Le syndic a soulevé un argument en appel qui n’a pas été discuté devant le comité de discipline. La police n’était pas résiliée au moment où l’intimée refuse d’émettre les certificats, le 14 février 2020. En vertu de l’article 2477 du Code civil du Québec, l’assureur doit transmettre un préavis de 15 jours pour résilier une police. 

Le syndic allègue que l’intimée avait le temps nécessaire pour aviser les donneurs d’ouvrage d’une potentielle annulation de la police, puisque le contrat était toujours en vigueur. 

Dans sa décision, le comité se réfère à un courriel de l’intimée (pièce P-21) qui indique que la police est en voie de résiliation faute de paiement. Or, aucun représentant de l’assureur n’a été entendu à cet égard et seule l’intimée a témoigné.  

Si cette preuve supplémentaire avait été faite, est-ce que le comité aurait modifié sa conclusion ? « Nul ne le sait et ce n’est pas en appel que le tribunal peut s’en convaincre selon l’étroit corridor de l’erreur manifeste et déterminante », lit-on au paragraphe 43 du jugement. 

Autre question 

L’autre question tranchée par le tribunal est la suivante : est-ce que le comité a commis une erreur en concluant que les craintes de l’intimée de faire une fausse déclaration étaient fondées, si elles émettaient ces certificats ? 

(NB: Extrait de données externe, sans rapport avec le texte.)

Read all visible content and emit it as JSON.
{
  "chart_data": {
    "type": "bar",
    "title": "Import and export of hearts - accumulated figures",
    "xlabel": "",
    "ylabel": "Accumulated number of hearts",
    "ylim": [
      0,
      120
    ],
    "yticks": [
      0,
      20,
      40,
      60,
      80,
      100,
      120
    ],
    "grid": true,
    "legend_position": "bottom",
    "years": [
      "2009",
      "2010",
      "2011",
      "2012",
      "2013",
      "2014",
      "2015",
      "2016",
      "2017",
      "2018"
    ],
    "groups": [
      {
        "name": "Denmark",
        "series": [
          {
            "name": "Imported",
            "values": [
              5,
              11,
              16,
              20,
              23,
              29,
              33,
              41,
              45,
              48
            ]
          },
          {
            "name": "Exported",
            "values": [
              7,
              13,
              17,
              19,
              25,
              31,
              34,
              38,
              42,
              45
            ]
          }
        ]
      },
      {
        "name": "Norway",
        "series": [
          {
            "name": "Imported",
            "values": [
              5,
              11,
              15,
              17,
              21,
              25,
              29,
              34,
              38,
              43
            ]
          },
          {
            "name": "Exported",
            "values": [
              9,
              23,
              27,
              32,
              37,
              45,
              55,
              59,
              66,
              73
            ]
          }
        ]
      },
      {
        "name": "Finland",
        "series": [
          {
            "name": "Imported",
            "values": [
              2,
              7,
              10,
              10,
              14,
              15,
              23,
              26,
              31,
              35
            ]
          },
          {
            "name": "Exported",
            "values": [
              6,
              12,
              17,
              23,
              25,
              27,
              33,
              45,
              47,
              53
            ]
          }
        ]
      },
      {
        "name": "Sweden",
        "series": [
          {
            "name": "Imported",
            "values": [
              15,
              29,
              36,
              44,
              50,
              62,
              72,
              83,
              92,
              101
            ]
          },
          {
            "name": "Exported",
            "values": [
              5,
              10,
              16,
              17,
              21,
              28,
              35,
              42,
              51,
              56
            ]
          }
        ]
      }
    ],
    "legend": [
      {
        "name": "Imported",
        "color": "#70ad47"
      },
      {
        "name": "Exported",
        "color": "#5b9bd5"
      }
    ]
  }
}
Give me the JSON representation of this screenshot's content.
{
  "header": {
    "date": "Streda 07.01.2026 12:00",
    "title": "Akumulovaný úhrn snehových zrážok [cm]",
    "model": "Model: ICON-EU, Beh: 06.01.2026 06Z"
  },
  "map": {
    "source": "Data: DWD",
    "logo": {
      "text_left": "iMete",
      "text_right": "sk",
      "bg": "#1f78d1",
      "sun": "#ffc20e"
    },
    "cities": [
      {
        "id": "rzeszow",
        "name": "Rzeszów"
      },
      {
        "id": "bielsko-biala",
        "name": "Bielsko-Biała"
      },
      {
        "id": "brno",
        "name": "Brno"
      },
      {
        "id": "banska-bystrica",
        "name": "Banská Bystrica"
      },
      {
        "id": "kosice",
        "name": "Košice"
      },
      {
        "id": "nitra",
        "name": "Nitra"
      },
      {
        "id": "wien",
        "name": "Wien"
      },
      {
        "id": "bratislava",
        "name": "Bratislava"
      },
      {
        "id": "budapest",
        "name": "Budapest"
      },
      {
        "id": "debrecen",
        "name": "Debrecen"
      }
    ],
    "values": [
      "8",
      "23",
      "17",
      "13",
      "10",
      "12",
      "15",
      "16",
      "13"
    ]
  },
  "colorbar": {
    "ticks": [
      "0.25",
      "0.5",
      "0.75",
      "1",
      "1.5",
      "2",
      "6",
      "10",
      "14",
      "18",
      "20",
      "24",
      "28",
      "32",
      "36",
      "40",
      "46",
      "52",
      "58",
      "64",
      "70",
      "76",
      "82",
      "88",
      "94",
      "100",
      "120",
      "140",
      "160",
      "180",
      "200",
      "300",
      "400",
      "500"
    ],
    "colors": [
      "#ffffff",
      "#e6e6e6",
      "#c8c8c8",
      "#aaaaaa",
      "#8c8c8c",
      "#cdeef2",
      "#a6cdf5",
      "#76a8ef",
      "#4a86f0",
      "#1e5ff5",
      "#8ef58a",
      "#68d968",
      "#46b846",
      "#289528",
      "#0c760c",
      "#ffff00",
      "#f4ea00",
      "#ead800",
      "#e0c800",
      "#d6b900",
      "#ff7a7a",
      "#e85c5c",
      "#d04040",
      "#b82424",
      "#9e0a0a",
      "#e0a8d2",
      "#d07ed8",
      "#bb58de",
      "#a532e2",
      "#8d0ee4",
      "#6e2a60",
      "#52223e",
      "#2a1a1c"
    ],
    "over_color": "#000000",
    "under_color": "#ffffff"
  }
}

Le comité souligne que le syndic n’a fait entendre aucun représentant de l’assuré. La preuve présentée par l’intimée n’a pas été contredite, de telle sorte que le comité considère que le syndic ne s’est pas déchargé de son fardeau de preuve. 

Le juge Riverin estime qu’il ne s’agit pas ici d’une question mixte de faits et de droit, mais seulement de faits. En conséquence, le syndic invite le tribunal d’appel à substituer son appréciation de la preuve à celle du comité. 

Citant une décision de la Cour d’appel rendue en 2019, où l’on indique qu’il n’appartient pas au tribunal d’appel de refaire le procès, le juge Riverin rejette aussi ce second moyen d’appel. Les frais de justice sont en faveur de l’intimée.

*Me Chartrand avait soumis le dossier en appel, mais il a quitté ses fonctions au bureau du syndic en décembre 2023.